People soak up the sun after its rise at the ancient stone circle of Stonehenge, in southern England, as access to the site is given to druids, New Age followers and members of the public on the annual Winter Solstice on Dec. 21, 2012.
Winter solstice is the longest night and shortest day of the year. A time of ending and new beginnings as now the days will slowly begin to lengthen again. For Pagans, Solstice is symbolically the night when the Sun Child is reborn out of the womb of Mother Night. For the Mayans, this year marks the end of a 30,000-year calendar cycle. For pop culture, somehow this has become the end of the world.
We might laugh at that idea, but then something stops us. This year, we’ve seen the skyline of New York grow dark. We’ve suffered record droughts, floods, enormous storms: all the predictions of the climate change scientists coming true. Deep inside we sense that we are, indeed, approaching some kind of end: the end of our current way of life, fueled by cheap oil and the illusion that we can endlessly and thoughtlessly exploit the living systems of the earth without dreadful consequences.
We desperately need to make an end of our destructive practices, lest we leave our children a world that is at best impoverished and at worst, uninhabitable. And yet we often seem paralyzed, knowing what we need to do and unable to marshal the will to do so. Maybe the Mayans can help?
Twenty years ago, my husband David Miller and I spent our honeymoon at Tikal, exploring the Mayan temples and the ancient ball courts. He became fascinated with the mythology and archaeology, and my go-to for insight into the myths and the shift is his book, “The Cosmic Ballgame, What 2012 and Mayan Creation Mean For Us.” The Popol Vuh, the Mayan Creation myth, reflects a deep shift in culture and belief, away from the era when the Singing Garden Boys honored the Grandmother, to the time when the Cosmic Ballgame Warriors took control of her cycles of time, the calendar mysteries and the power they represented.
Now Grandmother demands her due again. No longer can we maintain the myth that we control nature. We must learn again to respect her balance and constraints, to live with humility—a word whose root is ‘humus’. We need to get back to the garden, get down and get close to the earth! Only then can we effectively make the big changes that we need—in our technology, our energy systems, our food growing systems, our economies, our communities.
And yet underneath all these shifts lies ultimately a change in consciousness, a shift in our world view. May this Solstice mark an end to the era when we saw the world as a bunch of dead, separate stuff and ourselves as isolated actors, and the beginning of a new day when we understand the world as a web of relationships. We are all Grandmother’s children, all interconnected in the dance of sun and moon and soil, of birthing and growing and reaping, of death decaying into fertility and new life.

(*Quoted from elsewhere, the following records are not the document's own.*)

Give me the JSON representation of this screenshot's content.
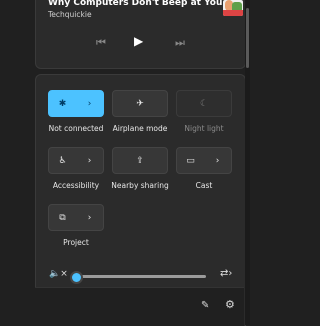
{
  "media": {
    "title": "Why Computers Don't Beep at You...",
    "channel": "Techquickie",
    "prev_icon": "previous-icon",
    "play_icon": "play-icon",
    "next_icon": "next-icon"
  },
  "tiles": [
    {
      "label": "Not connected",
      "active": true,
      "split": true,
      "icon": "bluetooth-icon"
    },
    {
      "label": "Airplane mode",
      "active": false,
      "split": false,
      "icon": "airplane-icon"
    },
    {
      "label": "Night light",
      "active": false,
      "disabled": true,
      "split": false,
      "icon": "night-light-icon"
    },
    {
      "label": "Accessibility",
      "active": false,
      "split": true,
      "icon": "accessibility-icon"
    },
    {
      "label": "Nearby sharing",
      "active": false,
      "split": false,
      "icon": "share-icon"
    },
    {
      "label": "Cast",
      "active": false,
      "split": true,
      "icon": "cast-icon"
    },
    {
      "label": "Project",
      "active": false,
      "split": true,
      "icon": "project-icon"
    }
  ],
  "volume": {
    "level": 0,
    "muted_icon": "volume-muted-icon",
    "output_icon": "audio-output-icon"
  },
  "footer": {
    "edit_icon": "edit-pencil-icon",
    "settings_icon": "settings-gear-icon"
  },
  "colors": {
    "accent": "#4cc2ff",
    "panel": "#2b2b2b",
    "background": "#202020"
  }
}
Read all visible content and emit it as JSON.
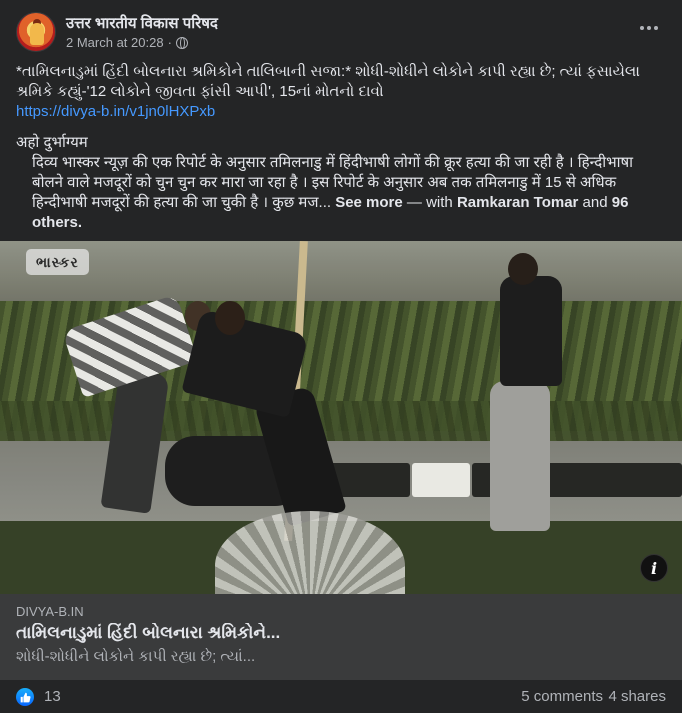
{
  "header": {
    "page_name": "उत्तर भारतीय विकास परिषद",
    "timestamp": "2 March at 20:28",
    "separator": "·",
    "privacy_icon": "globe-icon",
    "more_icon": "more-options-icon"
  },
  "post": {
    "line1": "*તામિલનાડુમાં હિંદી બોલનારા શ્રમિકોને તાલિબાની સજા:* શોધી-શોધીને લોકોને કાપી રહ્યા છે; ત્યાં ફસાયેલા શ્રમિકે કહ્યું-'12 લોકોને જીવતા ફાંસી આપી', 15નાં મોતનો દાવો",
    "link_url": "https://divya-b.in/v1jn0lHXPxb",
    "line3": "अहो दुर्भाग्यम",
    "line4": "दिव्य भास्कर न्यूज़ की एक रिपोर्ट के अनुसार तमिलनाडु में हिंदीभाषी लोगों की क्रूर हत्या की जा रही है । हिन्दीभाषा बोलने वाले मजदूरों को चुन चुन कर मारा जा रहा है । इस रिपोर्ट के अनुसार अब तक तमिलनाडु में 15 से अधिक हिन्दीभाषी मजदूरों की हत्या की जा चुकी है । कुछ मज...",
    "see_more": "See more",
    "with_text": "— with",
    "with_user": "Ramkaran Tomar",
    "and_text": "and",
    "others": "96 others."
  },
  "media": {
    "watermark": "ભાસ્કર",
    "info_label": "i"
  },
  "link_preview": {
    "domain": "DIVYA-B.IN",
    "title": "તામિલનાડુમાં હિંદી બોલનારા શ્રમિકોને...",
    "description": "શોધી-શોધીને લોકોને કાપી રહ્યા છે; ત્યાં..."
  },
  "footer": {
    "reaction_icon": "like-reaction-icon",
    "like_count": "13",
    "comments": "5 comments",
    "shares": "4 shares"
  },
  "colors": {
    "background": "#242526",
    "card": "#3a3b3c",
    "text_primary": "#e4e6eb",
    "text_secondary": "#b0b3b8",
    "link": "#4599ff",
    "like_blue": "#0866ff"
  }
}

When we make that shift, we engage the great forces of creativity and resilience that move through the universe. I firmly believe that what we need to do is doable. Germany with its gloomy skies already gets a fifth of its electricity from solar power! The world abounds with inventiveness: a light powered by gravity, solar films, wind generators that tremble like a leaf, a generator that runs on urine invented by four African teenage girls. The Singing Garden Boys—and Women!–of permaculture help Cuba transition away from oil when the Soviet Union collapses, restore the desiccated loess plateaus of China, reforest the Sahel.

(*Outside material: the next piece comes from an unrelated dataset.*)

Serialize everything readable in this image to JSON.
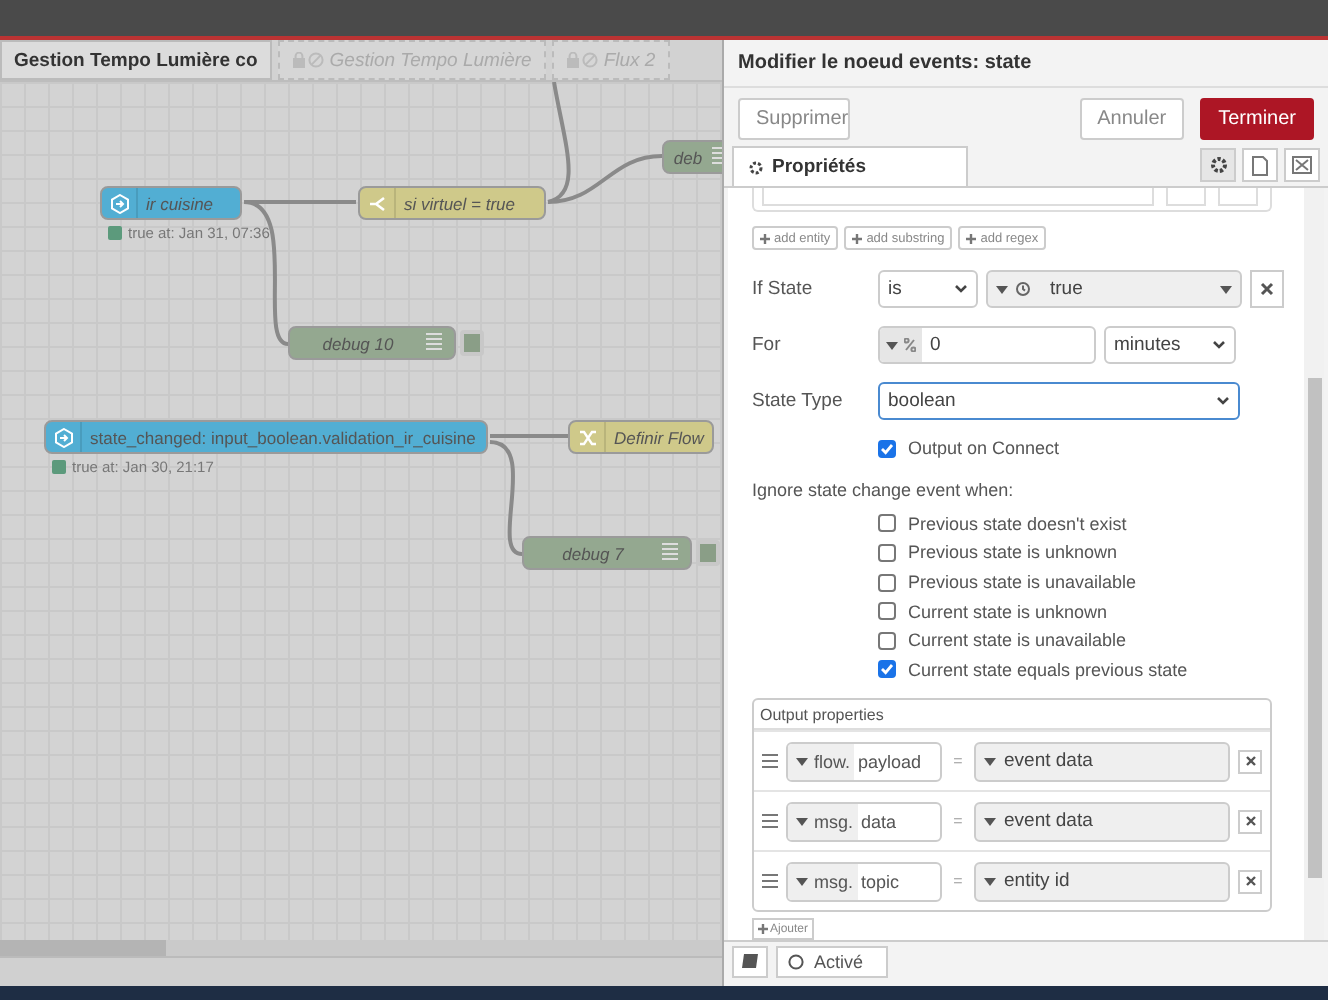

Let us for one moment imagine that new era—how it would feel to come together and say “Yes! Yes, we are going to stop the stupid and destructive practices that are destroying the world, and all work together to make this shift right now! We will phase out coal and oil and close down the poisonous tar sands, and instead put the resources into ways we can meet our needs that will regenerate the natural systems around us. The sun, the wind, the water, the elements of life will give us power, and we will use it to build the new systems that will take us into a living future! Nature will be our model and our teacher, no longer our prey. Together we will shape a world that may have less stuff to waste but will offer us more beauty, more health, and more time to enjoy our deep connections with one another.”
If we commit to that world, if we put aside our fear of change, our clinging to old models that benefit a few while destroying so much, if we allow ourselves to dare to believe in a world of balance, justice, beauty and love, we can create it. May Winter Solstice 2012 mark the moment when we make that shift, within ourselves, within our communities and our larger culture. Then, truly, will the old world end and a radiant new era be born.